Однако миру было все равно. Плевать мир хотел на то, спал ли актер Руперт Эверетт с миниатюрными женщинами в полупрозрачных пеньюарах (и не спрашивайте меня, откуда я знаю это слово) или с волосатыми мужиками, затянутыми в латекс. У мира были проблемы поважнее.
Но это обычный мир. А вот мир кино отреагировал иначе. Мир кино удивленно приподнял брови и спросил: “И что, позвольте спросить, мне теперь с этим делать?..”
И получилось то, что получилось. Актер Руперт Эверетт перестал существовать на широком экране массово производимых голливудских картин. Потому что как же верить Ромео, если вы доподлинно знаете, что, хоть он и ошивается, почем зря, под балконом Джульетты, но потрахивает-то Меркуцио?..
И это под Меркуцио он выгибается и стонет, а Джульетта - это так, это даже непонятно что такое.
Кто такому поверит? Кто выложит в кассе свои честно заработанные кроны, чтобы на это смотреть?.. То-то и оно.
Вот такая история. Понимаете, к чему я?.. Конечно, скандинавское кино - это не Голливуд, да и общественное мнение, вроде как, поменялось за прошедшие годы. Но не настолько все же, чтобы не видеть, где есть профит от проката, а где им и не пахнет.
А Хенрик Холм, хоть и сыграл убедительно гея в молодежном сериале, однако же в реальной жизни ни в чем таком замечен не был. И для того, чтобы у потенциального зрителя даже сомнений никаких не закралось, Хенрику Холму требовалась рама.
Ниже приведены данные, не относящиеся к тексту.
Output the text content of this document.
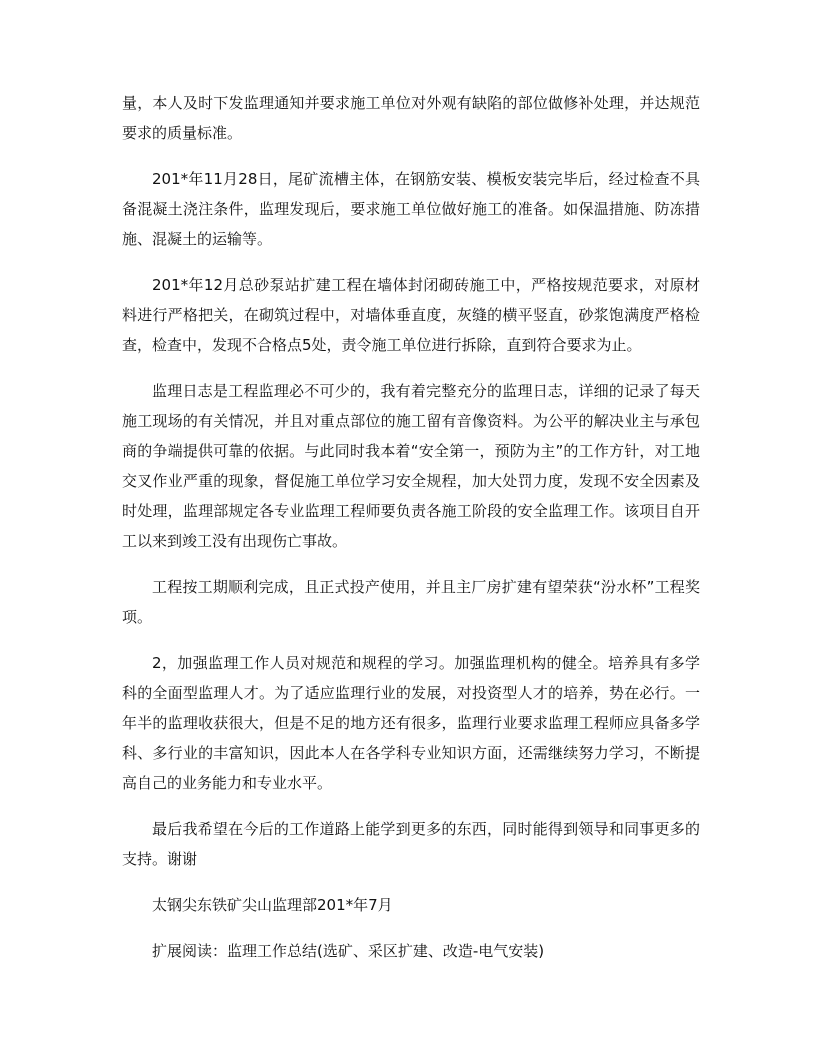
量，本人及时下发监理通知并要求施工单位对外观有缺陷的部位做修补处理，并达规范要求的质量标准。

201*年11月28日，尾矿流槽主体，在钢筋安装、模板安装完毕后，经过检查不具备混凝土浇注条件，监理发现后，要求施工单位做好施工的准备。如保温措施、防冻措施、混凝土的运输等。

201*年12月总砂泵站扩建工程在墙体封闭砌砖施工中，严格按规范要求，对原材料进行严格把关，在砌筑过程中，对墙体垂直度，灰缝的横平竖直，砂浆饱满度严格检查，检查中，发现不合格点5处，责令施工单位进行拆除，直到符合要求为止。

监理日志是工程监理必不可少的，我有着完整充分的监理日志，详细的记录了每天施工现场的有关情况，并且对重点部位的施工留有音像资料。为公平的解决业主与承包商的争端提供可靠的依据。与此同时我本着“安全第一，预防为主”的工作方针，对工地交叉作业严重的现象，督促施工单位学习安全规程，加大处罚力度，发现不安全因素及时处理，监理部规定各专业监理工程师要负责各施工阶段的安全监理工作。该项目自开工以来到竣工没有出现伤亡事故。

工程按工期顺利完成，且正式投产使用，并且主厂房扩建有望荣获“汾水杯”工程奖项。

2，加强监理工作人员对规范和规程的学习。加强监理机构的健全。培养具有多学科的全面型监理人才。为了适应监理行业的发展，对投资型人才的培养，势在必行。一年半的监理收获很大，但是不足的地方还有很多，监理行业要求监理工程师应具备多学科、多行业的丰富知识，因此本人在各学科专业知识方面，还需继续努力学习，不断提高自己的业务能力和专业水平。

最后我希望在今后的工作道路上能学到更多的东西，同时能得到领导和同事更多的支持。谢谢

太钢尖东铁矿尖山监理部201*年7月

扩展阅读：监理工作总结(选矿、采区扩建、改造-电气安装)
Да-да, отличная дорогая рама из какой-нибудь редкой породы дерева, с позолоченными завитками, которая будет выгодно оттенять его образ романтического героя и вообще хорошо смотреться на стене среди барочных подсвечников.
На роль рамы замечательно подходила Леа - вроде и знакомая, но не так чтобы старая. Хрупкая, миниатюрная, под стать. Из хорошей семьи с хорошими связями. Многообещающая. Вся жизнь впереди, вы понимаете.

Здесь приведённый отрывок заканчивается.